Le 12 septembre, le premier ministre annonçait que la promesse de suppression de la Cotisation sur la valeur ajoutée des entreprises (CVAE) ne se fera pas en 2023 mais sera étalée sur deux ans afin de limiter le déficit de cette année. Les entreprises gagneront 4 milliards d’euros en 2023, puis 8 milliards d’euros dès 2024. Le patronat a alors immédiatement protesté devant cet ajournement qui ne fait que reporter d’une année la moitié de la suppression de la CVAE promise[1]https://www.lesechos.fr/economie-france/budget-fiscalite/impots-de-production-le-patronat-en-colere-1787029.
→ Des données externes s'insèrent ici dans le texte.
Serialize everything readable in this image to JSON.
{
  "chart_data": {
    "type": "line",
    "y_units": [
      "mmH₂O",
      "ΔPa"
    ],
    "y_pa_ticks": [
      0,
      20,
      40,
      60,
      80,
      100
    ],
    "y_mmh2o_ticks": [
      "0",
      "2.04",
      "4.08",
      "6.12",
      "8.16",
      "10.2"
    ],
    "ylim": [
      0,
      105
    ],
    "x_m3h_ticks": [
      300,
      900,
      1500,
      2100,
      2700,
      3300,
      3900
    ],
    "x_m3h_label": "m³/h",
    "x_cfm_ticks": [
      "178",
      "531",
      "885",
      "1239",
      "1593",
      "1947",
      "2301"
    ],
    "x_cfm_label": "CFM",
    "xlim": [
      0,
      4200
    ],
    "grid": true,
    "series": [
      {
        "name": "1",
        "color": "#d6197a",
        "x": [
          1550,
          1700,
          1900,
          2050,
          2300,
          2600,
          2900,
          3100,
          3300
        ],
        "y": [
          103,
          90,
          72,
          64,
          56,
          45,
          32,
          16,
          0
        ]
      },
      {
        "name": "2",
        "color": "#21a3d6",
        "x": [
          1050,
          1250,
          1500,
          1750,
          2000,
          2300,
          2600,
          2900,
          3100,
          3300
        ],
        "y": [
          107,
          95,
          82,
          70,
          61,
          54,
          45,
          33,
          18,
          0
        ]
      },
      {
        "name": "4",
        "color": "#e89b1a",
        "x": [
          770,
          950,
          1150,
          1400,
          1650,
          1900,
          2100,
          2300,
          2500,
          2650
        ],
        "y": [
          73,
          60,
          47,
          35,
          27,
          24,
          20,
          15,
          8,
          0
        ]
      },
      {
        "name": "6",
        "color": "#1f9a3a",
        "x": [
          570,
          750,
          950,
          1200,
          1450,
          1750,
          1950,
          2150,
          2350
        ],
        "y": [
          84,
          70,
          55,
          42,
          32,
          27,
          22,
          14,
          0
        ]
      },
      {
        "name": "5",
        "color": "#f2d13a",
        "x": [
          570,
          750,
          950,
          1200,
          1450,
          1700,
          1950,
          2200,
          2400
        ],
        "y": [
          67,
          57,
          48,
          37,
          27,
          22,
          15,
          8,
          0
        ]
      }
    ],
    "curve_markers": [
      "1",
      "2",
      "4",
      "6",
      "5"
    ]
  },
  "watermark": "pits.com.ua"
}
Le débat de fond autour de cet échange est l’effet des prélèvements obligatoires sur les entreprises. Pour le patronat, ces prélèvements nuisent à la compétitivité économique de la France et devraient donc être réduits au minimum. Ce principe a été appliqué lors de la mise en place du Crédit d’impôt compétitivité emploi (CICE) instauré sous la présidence Hollande en 2013. Ce crédit d’impôt s’établissait à 4 %, puis 6 % de la masse salariale en dessous de 2,5 Smic. Le CICE a coûté au budget public 19 milliards d’euros en 2018. Lors de sa mise en œuvre en 2013, Pierre Gattaz, président du Medef à l’époque, annonçait fièrement que cela devait créer un million d’emplois.
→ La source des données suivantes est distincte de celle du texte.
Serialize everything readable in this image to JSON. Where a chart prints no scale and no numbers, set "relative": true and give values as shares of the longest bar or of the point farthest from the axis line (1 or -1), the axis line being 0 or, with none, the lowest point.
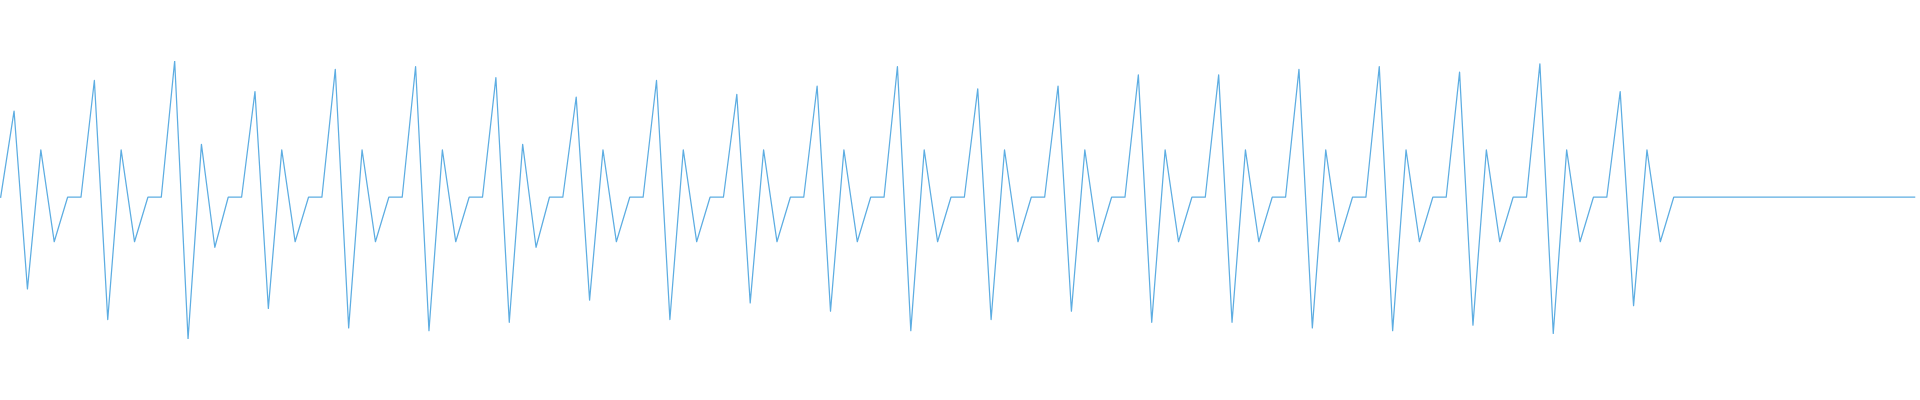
{
  "chart_data": {
    "type": "line",
    "relative": true,
    "color": "#5dade2",
    "legend": false,
    "marker": "none",
    "line_style": "solid",
    "categories": [
      null,
      null,
      null,
      null,
      null,
      null,
      null,
      null,
      null,
      null,
      null,
      null,
      null,
      null,
      null,
      null,
      null,
      null,
      null,
      null,
      null,
      null,
      null,
      null,
      null,
      null,
      null,
      null,
      null,
      null,
      null,
      null,
      null,
      null,
      null,
      null,
      null,
      null,
      null,
      null,
      null,
      null,
      null,
      null,
      null,
      null,
      null,
      null,
      null,
      null,
      null,
      null,
      null,
      null,
      null,
      null,
      null,
      null,
      null,
      null,
      null,
      null,
      null,
      null,
      null,
      null,
      null,
      null,
      null,
      null,
      null,
      null,
      null,
      null,
      null,
      null,
      null,
      null,
      null,
      null,
      null,
      null,
      null,
      null,
      null,
      null,
      null,
      null,
      null,
      null,
      null,
      null,
      null,
      null,
      null,
      null,
      null,
      null,
      null,
      null,
      null,
      null,
      null,
      null,
      null,
      null,
      null,
      null,
      null,
      null,
      null,
      null,
      null,
      null,
      null,
      null,
      null,
      null,
      null,
      null,
      null,
      null,
      null,
      null,
      null,
      null,
      null,
      null,
      null,
      null,
      null,
      null,
      null,
      null,
      null,
      null,
      null,
      null,
      null,
      null,
      null,
      null,
      null,
      null
    ],
    "values": [
      0.51,
      0.82,
      0.18,
      0.68,
      0.35,
      0.51,
      0.51,
      0.93,
      0.07,
      0.68,
      0.35,
      0.51,
      0.51,
      1.0,
      0.0,
      0.7,
      0.33,
      0.51,
      0.51,
      0.89,
      0.11,
      0.68,
      0.35,
      0.51,
      0.51,
      0.97,
      0.04,
      0.68,
      0.35,
      0.51,
      0.51,
      0.98,
      0.03,
      0.68,
      0.35,
      0.51,
      0.51,
      0.94,
      0.06,
      0.7,
      0.33,
      0.51,
      0.51,
      0.87,
      0.14,
      0.68,
      0.35,
      0.51,
      0.51,
      0.93,
      0.07,
      0.68,
      0.35,
      0.51,
      0.51,
      0.88,
      0.13,
      0.68,
      0.35,
      0.51,
      0.51,
      0.91,
      0.1,
      0.68,
      0.35,
      0.51,
      0.51,
      0.98,
      0.03,
      0.68,
      0.35,
      0.51,
      0.51,
      0.9,
      0.07,
      0.68,
      0.35,
      0.51,
      0.51,
      0.91,
      0.1,
      0.68,
      0.35,
      0.51,
      0.51,
      0.95,
      0.06,
      0.68,
      0.35,
      0.51,
      0.51,
      0.95,
      0.06,
      0.68,
      0.35,
      0.51,
      0.51,
      0.97,
      0.04,
      0.68,
      0.35,
      0.51,
      0.51,
      0.98,
      0.03,
      0.68,
      0.35,
      0.51,
      0.51,
      0.96,
      0.05,
      0.68,
      0.35,
      0.51,
      0.51,
      0.99,
      0.02,
      0.68,
      0.35,
      0.51,
      0.51,
      0.89,
      0.12,
      0.68,
      0.35,
      0.51,
      0.51,
      0.51,
      0.51,
      0.51,
      0.51,
      0.51,
      0.51,
      0.51,
      0.51,
      0.51,
      0.51,
      0.51,
      0.51,
      0.51,
      0.51,
      0.51,
      0.51,
      0.51
    ]
  }
}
Après quatre années de mise en œuvre, l’Insee a chiffré l’impact du CICE : 160 000 emplois créés ou sauvegardés entre 2013 et 2016. Le coût annuel de chaque emploi privé pour l’État est donc de 118 750 euros, ce qui est ahurissant. Un simple calcul nous montre que pour 19 milliards d’euros, l’État aurait pu embaucher environ un million de personnes au Smic, exactement le million d’emplois que le Medef promettait de la part du secteur privé. De même, en conservant les 8 milliards de CVAE, l’État pourrait créer 360 000 emplois publics. Est-ce qu’en supprimant la CVAE, l’économie privée va en créer autant ? Personne n’y croit sérieusement et comme pour le CICE, le rendement de la mesure en terme d’emplois sera infime.
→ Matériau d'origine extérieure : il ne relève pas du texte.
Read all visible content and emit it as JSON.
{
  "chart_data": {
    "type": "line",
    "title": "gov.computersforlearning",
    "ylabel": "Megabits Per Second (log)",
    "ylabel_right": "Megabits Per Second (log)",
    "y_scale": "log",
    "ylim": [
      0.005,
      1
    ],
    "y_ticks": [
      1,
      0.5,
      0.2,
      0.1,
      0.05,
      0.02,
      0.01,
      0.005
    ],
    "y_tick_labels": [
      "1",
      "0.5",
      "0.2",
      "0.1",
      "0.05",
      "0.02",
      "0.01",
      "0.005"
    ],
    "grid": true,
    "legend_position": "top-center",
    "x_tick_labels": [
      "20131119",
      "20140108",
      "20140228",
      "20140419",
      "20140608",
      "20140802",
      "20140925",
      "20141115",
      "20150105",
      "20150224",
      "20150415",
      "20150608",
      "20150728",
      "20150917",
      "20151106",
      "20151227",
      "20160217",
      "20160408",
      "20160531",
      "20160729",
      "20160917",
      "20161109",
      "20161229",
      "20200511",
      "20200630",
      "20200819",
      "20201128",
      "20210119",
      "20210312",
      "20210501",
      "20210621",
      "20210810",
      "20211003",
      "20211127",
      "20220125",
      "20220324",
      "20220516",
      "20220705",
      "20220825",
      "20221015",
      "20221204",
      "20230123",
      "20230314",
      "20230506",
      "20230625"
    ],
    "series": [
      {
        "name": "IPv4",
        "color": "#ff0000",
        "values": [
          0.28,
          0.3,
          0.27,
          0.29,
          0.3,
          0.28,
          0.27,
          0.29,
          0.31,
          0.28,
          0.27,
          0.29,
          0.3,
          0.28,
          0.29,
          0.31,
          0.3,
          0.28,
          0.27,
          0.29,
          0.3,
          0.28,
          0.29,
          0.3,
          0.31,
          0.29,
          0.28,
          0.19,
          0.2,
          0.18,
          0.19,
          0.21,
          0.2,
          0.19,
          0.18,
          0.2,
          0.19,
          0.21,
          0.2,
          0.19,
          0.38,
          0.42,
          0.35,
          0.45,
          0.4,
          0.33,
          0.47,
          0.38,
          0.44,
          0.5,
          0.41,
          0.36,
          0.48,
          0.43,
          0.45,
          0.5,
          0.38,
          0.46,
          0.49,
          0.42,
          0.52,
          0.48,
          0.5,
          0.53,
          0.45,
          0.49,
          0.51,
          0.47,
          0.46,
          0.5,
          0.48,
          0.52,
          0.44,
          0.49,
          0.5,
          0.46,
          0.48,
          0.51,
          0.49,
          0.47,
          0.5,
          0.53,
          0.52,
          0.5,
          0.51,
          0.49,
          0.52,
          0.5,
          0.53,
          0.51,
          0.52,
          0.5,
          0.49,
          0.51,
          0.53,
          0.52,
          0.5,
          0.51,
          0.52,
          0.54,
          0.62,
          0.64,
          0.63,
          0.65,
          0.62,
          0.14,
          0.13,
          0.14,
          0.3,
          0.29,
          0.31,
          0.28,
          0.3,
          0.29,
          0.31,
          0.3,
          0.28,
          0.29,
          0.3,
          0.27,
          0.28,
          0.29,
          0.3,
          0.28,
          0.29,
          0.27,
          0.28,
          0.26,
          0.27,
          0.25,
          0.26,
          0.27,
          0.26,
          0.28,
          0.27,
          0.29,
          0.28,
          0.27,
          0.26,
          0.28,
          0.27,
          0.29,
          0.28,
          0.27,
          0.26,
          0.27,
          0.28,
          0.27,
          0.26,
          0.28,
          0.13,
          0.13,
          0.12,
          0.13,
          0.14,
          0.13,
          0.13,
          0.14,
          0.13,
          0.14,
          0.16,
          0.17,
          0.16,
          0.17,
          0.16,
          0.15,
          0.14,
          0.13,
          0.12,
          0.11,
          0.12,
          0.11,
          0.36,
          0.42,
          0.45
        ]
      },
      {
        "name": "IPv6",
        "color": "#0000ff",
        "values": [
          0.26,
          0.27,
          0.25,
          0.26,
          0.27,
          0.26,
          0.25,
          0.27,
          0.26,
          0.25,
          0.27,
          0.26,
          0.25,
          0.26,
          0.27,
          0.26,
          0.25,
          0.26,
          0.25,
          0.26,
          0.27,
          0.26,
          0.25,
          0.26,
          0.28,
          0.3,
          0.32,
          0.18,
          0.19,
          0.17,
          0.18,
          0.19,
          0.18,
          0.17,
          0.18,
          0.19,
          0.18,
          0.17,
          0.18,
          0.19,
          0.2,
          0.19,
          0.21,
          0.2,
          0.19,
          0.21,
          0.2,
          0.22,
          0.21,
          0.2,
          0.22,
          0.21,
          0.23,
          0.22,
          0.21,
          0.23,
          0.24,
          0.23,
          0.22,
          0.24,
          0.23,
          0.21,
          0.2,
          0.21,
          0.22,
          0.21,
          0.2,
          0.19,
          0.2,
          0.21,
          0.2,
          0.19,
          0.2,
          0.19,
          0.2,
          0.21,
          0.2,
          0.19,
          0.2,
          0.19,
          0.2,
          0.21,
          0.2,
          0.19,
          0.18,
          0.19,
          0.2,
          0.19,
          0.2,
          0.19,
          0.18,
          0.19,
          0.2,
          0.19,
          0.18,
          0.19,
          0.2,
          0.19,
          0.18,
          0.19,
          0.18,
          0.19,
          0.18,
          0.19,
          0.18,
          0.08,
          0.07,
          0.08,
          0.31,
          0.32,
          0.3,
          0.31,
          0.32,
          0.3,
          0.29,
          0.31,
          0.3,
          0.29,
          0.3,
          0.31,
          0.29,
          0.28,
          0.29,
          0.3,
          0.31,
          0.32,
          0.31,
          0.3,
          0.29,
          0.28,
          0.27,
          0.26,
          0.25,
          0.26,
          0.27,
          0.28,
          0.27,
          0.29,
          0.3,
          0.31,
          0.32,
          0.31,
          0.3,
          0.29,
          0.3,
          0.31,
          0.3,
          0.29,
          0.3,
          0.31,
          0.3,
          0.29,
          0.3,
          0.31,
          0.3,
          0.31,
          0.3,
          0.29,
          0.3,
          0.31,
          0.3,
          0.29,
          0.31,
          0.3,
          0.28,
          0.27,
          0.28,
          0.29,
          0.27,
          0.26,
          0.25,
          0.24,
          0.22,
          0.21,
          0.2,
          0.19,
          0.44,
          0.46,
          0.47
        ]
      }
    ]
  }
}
L’explication de ce phénomène est relativement simple à comprendre. Pour une entreprise, embaucher comporte toujours un risque : celui que la valeur ajoutée que va générer le salarié soit inférieure au coût salarial et que l’entreprise enregistre alors une perte. On peut donc penser qu’en réduisant des charges – que cela prenne la forme d’une cotisation sur salaire ou sur la valeur ajoutée – l’entreprise sera incitée à embaucher plus. Si cela est exact, le rendement d’une telle mesure est toujours faible : en annulant 8 milliards de CVAE, cela représente, pour chacun des salariés du privé (20,7 millions), 32 euros mensuel. Et ce n’est, bien sûr, pas une baisse de 32 euros de charges mensuelles par salarié qui sera capable de faire la différence et d’enclencher une spirale vertueuse de créations d’emplois !

Si on souhaite créer des emplois dans l’économie privée, il va donc falloir créer une incitation directe à l’embauche : une allocation significative qui sera donnée pour chaque emploi et qui diminuera le risque que prend l’entreprise en embauchant. Nous allons prendre pour exemple une allocation de 1400 euros mensuel par emploi, allocation qui, dans son montant, n’a plus rien à voir avec les 32 euros que réalise la suppression de la CVAE. Cette allocation couvrirait environ 75 % du coût total d’un salarié au Smic (1847 euros). Ceci signifierait alors que le risque de l’entreprise pour embaucher au Smic n’est plus de 1847 euros mais de 447 euros (1847 – 1400). Pour un salaire à 2500 euros (coût total : 3750 euros), le risque est alors réduit à 2350 euros (3750 – 1400). Une telle situation poussera alors les entreprises à embaucher.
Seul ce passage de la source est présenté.